7. What jobs have you done other than being an artist?
A better question might be what jobs have I not done? I have done innumerable different kinds of jobs in order to survive. What lasted longest was my 25 years as software engineer. I chose this field because software is something the larger culture values, and when I went into it there was enough of a shortage of engineers that they would actually hire women and pay them a living wage.
8. What memorable responses have you had to your work?
The most memorable responses I received were to the Thoughtcrime series of paintings and essays I did in the late 1990s and posted on the Internet. In this series, I created a number of memes before Internet memes existed, and they were designed to challenge societal constraints about women’s roles. For this I got a number of death threats, but I also received enthusiastic letters from young women who were incredibly grateful that they had found someone who felt the same way. Essentially I had given them the courage to walk their own paths. It doesn’t get any better than that.
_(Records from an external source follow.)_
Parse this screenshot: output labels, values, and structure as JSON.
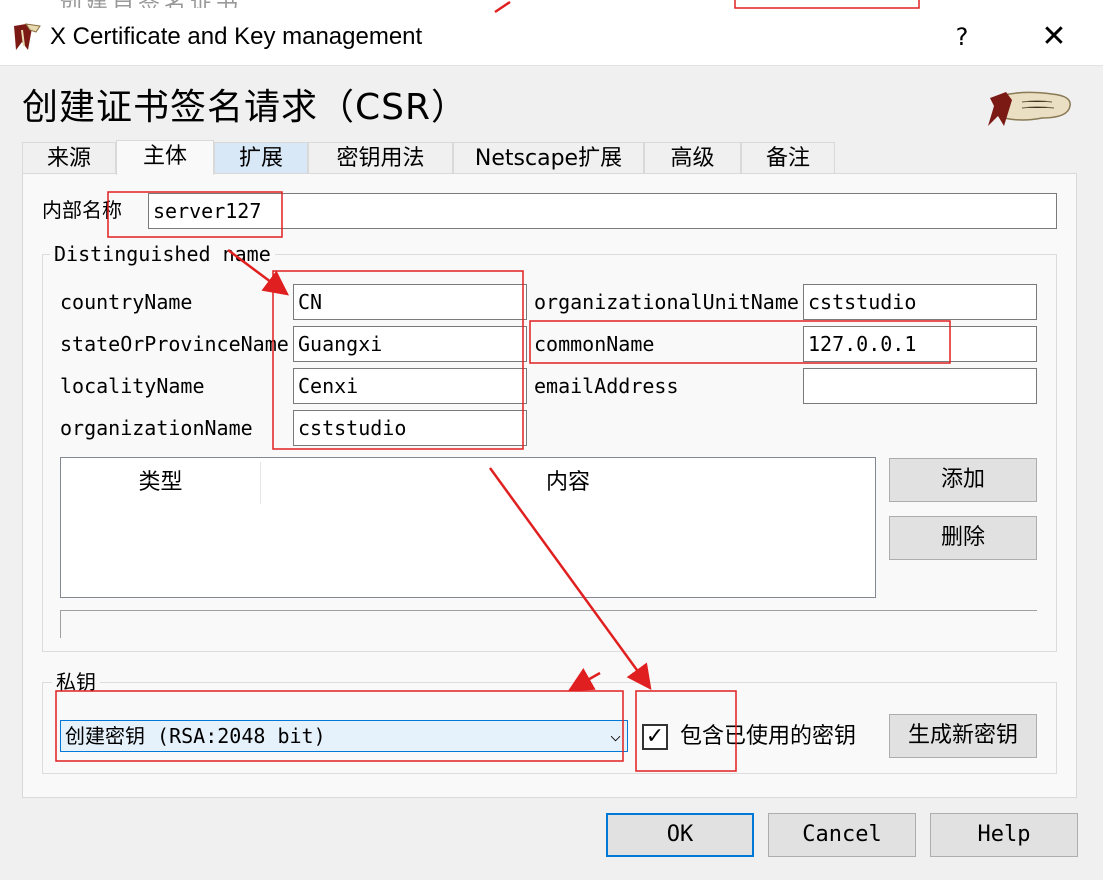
{
  "background_window": {
    "title_fragment": "创建自签名证书"
  },
  "window": {
    "title": "X Certificate and Key management",
    "help_label": "?",
    "close_label": "✕"
  },
  "header": {
    "page_title": "创建证书签名请求（CSR）"
  },
  "tabs": [
    {
      "label": "来源",
      "active": false
    },
    {
      "label": "主体",
      "active": true
    },
    {
      "label": "扩展",
      "active": false,
      "hover": true
    },
    {
      "label": "密钥用法",
      "active": false
    },
    {
      "label": "Netscape扩展",
      "active": false
    },
    {
      "label": "高级",
      "active": false
    },
    {
      "label": "备注",
      "active": false
    }
  ],
  "internal_name": {
    "label": "内部名称",
    "value": "server127"
  },
  "distinguished_name": {
    "title": "Distinguished name",
    "left": [
      {
        "label": "countryName",
        "value": "CN"
      },
      {
        "label": "stateOrProvinceName",
        "value": "Guangxi"
      },
      {
        "label": "localityName",
        "value": "Cenxi"
      },
      {
        "label": "organizationName",
        "value": "cststudio"
      }
    ],
    "right": [
      {
        "label": "organizationalUnitName",
        "value": "cststudio"
      },
      {
        "label": "commonName",
        "value": "127.0.0.1"
      },
      {
        "label": "emailAddress",
        "value": ""
      }
    ],
    "table": {
      "columns": [
        "类型",
        "内容"
      ]
    },
    "add_label": "添加",
    "delete_label": "删除"
  },
  "private_key": {
    "title": "私钥",
    "selected": "创建密钥 (RSA:2048 bit)",
    "include_used_label": "包含已使用的密钥",
    "include_used_checked": true,
    "checkmark": "✓",
    "generate_label": "生成新密钥"
  },
  "footer": {
    "ok_label": "OK",
    "cancel_label": "Cancel",
    "help_label": "Help"
  },
  "colors": {
    "annotation": "#e02020",
    "accent": "#0078d7",
    "tab_hover": "#d9e8f7"
  }
}
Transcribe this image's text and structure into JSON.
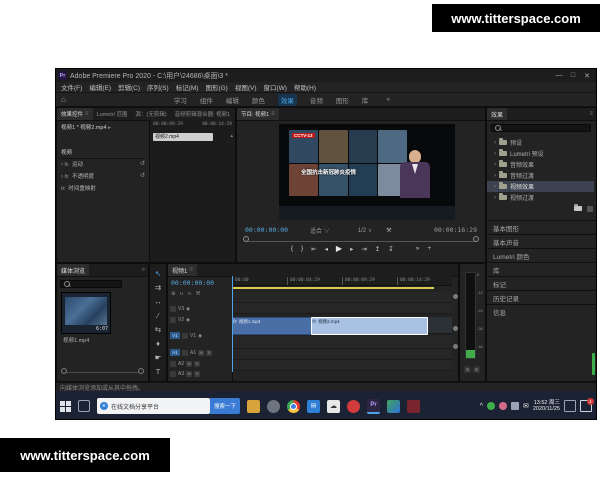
{
  "colors": {
    "accent_blue": "#2f7bd6",
    "timecode_blue": "#56a9e0",
    "workspace_active": "#4ea3e8",
    "clip_blue": "#4a6ea6",
    "clip_selected": "#a9c2e4",
    "work_area_yellow": "#d9c84e",
    "taskbar_bg": "#1b2234",
    "meter_green": "#3fae4a"
  },
  "watermark": {
    "text": "www.titterspace.com"
  },
  "window": {
    "title": "Adobe Premiere Pro 2020 - C:\\用户\\24686\\桌面\\3 *",
    "app_badge": "Pr",
    "minimize": "—",
    "maximize": "□",
    "close": "✕"
  },
  "menubar": {
    "items": [
      "文件(F)",
      "编辑(E)",
      "剪辑(C)",
      "序列(S)",
      "标记(M)",
      "图形(G)",
      "视图(V)",
      "窗口(W)",
      "帮助(H)"
    ]
  },
  "workspace": {
    "home": "⌂",
    "tabs": [
      "学习",
      "组件",
      "编辑",
      "颜色",
      "效果",
      "音频",
      "图形",
      "库"
    ],
    "overflow": "»"
  },
  "effect_controls": {
    "tabs": [
      "效果控件",
      "Lumetri 范围",
      "源：(无剪辑)",
      "音频剪辑混合器: 视频1"
    ],
    "menu_icon": "≡",
    "clip_label": "视频1 * 视频2.mp4",
    "expander": "▸",
    "collapse": "▴",
    "ruler": [
      "00:00:09:29",
      "00:00:14:29"
    ],
    "clip_bar": "视频2.mp4",
    "section": "视频",
    "rows": [
      {
        "chev": "›",
        "fx": "fx",
        "label": "运动",
        "reset": "↺"
      },
      {
        "chev": "›",
        "fx": "fx",
        "label": "不透明度",
        "reset": "↺"
      },
      {
        "chev": "",
        "fx": "fx",
        "label": "时间重映射",
        "reset": ""
      }
    ]
  },
  "program": {
    "tab": "节目: 视频1",
    "menu_icon": "≡",
    "video": {
      "badge": "CCTV-13",
      "overlay": "全国抗击新冠肺炎疫情"
    },
    "current_tc": "00:00:00:00",
    "fit": "适合",
    "dropdown": "∨",
    "resolution": "1/2",
    "wrench": "⚒",
    "total_tc": "00:00:16:29",
    "transport": [
      "{",
      "}",
      "⇤",
      "◂",
      "▶",
      "▸",
      "⇥",
      "↥",
      "↧"
    ],
    "more": "»",
    "plus": "+"
  },
  "effects_panel": {
    "tab": "效果",
    "menu_icon": "≡",
    "folders": [
      {
        "chev": "›",
        "label": "预设"
      },
      {
        "chev": "›",
        "label": "Lumetri 预设"
      },
      {
        "chev": "›",
        "label": "音频效果"
      },
      {
        "chev": "›",
        "label": "音频过渡"
      },
      {
        "chev": "›",
        "label": "视频效果"
      },
      {
        "chev": "›",
        "label": "视频过渡"
      }
    ],
    "panels": [
      "基本图形",
      "基本声音",
      "Lumetri 颜色",
      "库",
      "标记",
      "历史记录",
      "信息"
    ]
  },
  "project": {
    "tab": "媒体浏览",
    "overflow": "»",
    "clip_name": "视频1.mp4",
    "thumb_duration": "6:07"
  },
  "tools": {
    "items": [
      "↖",
      "⇉",
      "↔",
      "∕",
      "⇆",
      "♦",
      "☛",
      "T"
    ]
  },
  "timeline": {
    "tab": "视频1",
    "menu_icon": "≡",
    "tc": "00:00:00:00",
    "toolbar": [
      "⊕",
      "∪",
      "∞",
      "⚒"
    ],
    "ruler": [
      "00:00",
      "00:00:04:29",
      "00:00:09:29",
      "00:00:14:29"
    ],
    "video_tracks": [
      "V3",
      "V2",
      "V1"
    ],
    "audio_tracks": [
      "A1",
      "A2",
      "A3"
    ],
    "mute": "M",
    "solo": "S",
    "eye": "◉",
    "clips": [
      {
        "fx": "fx",
        "name": "视频1.mp4"
      },
      {
        "fx": "fx",
        "name": "视频2.mp4"
      }
    ]
  },
  "audio_meters": {
    "labels": [
      "0",
      "-12",
      "-24",
      "-36",
      "-48"
    ],
    "solo_left": "S",
    "solo_right": "S"
  },
  "statusbar": {
    "hint": "向媒体浏览添加或从其中拖拽。"
  },
  "taskbar": {
    "search_engine": "e",
    "search_text": "在线文档分享平台",
    "search_button": "搜索一下",
    "premiere_label": "Pr",
    "tray_expand": "^",
    "clock_time": "13:52 周三",
    "clock_date": "2020/11/25",
    "notification_count": "1"
  }
}
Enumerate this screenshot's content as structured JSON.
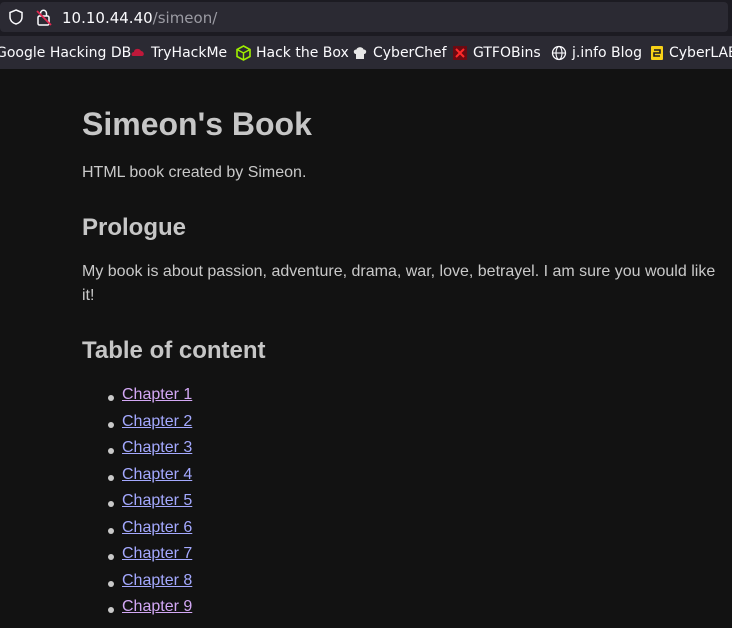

9. Where do you find inspiration?
Usually in the bathroom, when I’m taking a shower. That’s where I get most of my visions. Glibness aside, I get a lot of my ideas — the conceptual underpinnings — from film and popular music. As to technical inspiration, I might look at another painter and admire how they handled composition or shapes or how they rendered, but I see these technical qualities as tools and not an end, and they never inspire a work. If I admire how they’ve handled both concept and execution, as I do for instance with Aleah Chapin or Daniel Sprick, they’ve grabbed that territory so by definition I can’t emulate their work, but I can emulate their approach. This is why I like to get my inspiration from different media other than painting, because then I have to translate the idea to painting. My ideas are always conceptual, and often they come out of reading. Gender studies, media studies, the news, anything that gets me thinking. A vision may crystallize the concept, and then I’ll look for image sources to back up my vision. I like best to take photos and work from them but often I can’t so I’ll grab images from films or internet searches and use so many that I’m not really copying any of them.
10. What do you think are your strongest abilities contributing to the success of your work?
I have strong conceptual underpinnings and long and varied life experiences. My work has real depth and asks questions that matter. Every piece is designed to touch both the lightness and the shadow of your own psyche. Every piece is designed so you will read it differently in different moods, at different times of your life. I paint for people who enjoy work that makes them both feel and think.
11. What role do you think the artist has in today’s society?
From Cesar A. Cruz: “Art should comfort the disturbed and disturb the comfortable.” This job of the artist is a sacred mission.
12. What couldn’t you do without?
Silence. A place where I can be myself. An intelligent friend with whom I can ask questions that matter. Truth. Integrity. Honor. The love and support of my two best friends, one of whom is my husband. Somewhere to get my artwork seen, so it can affect the world.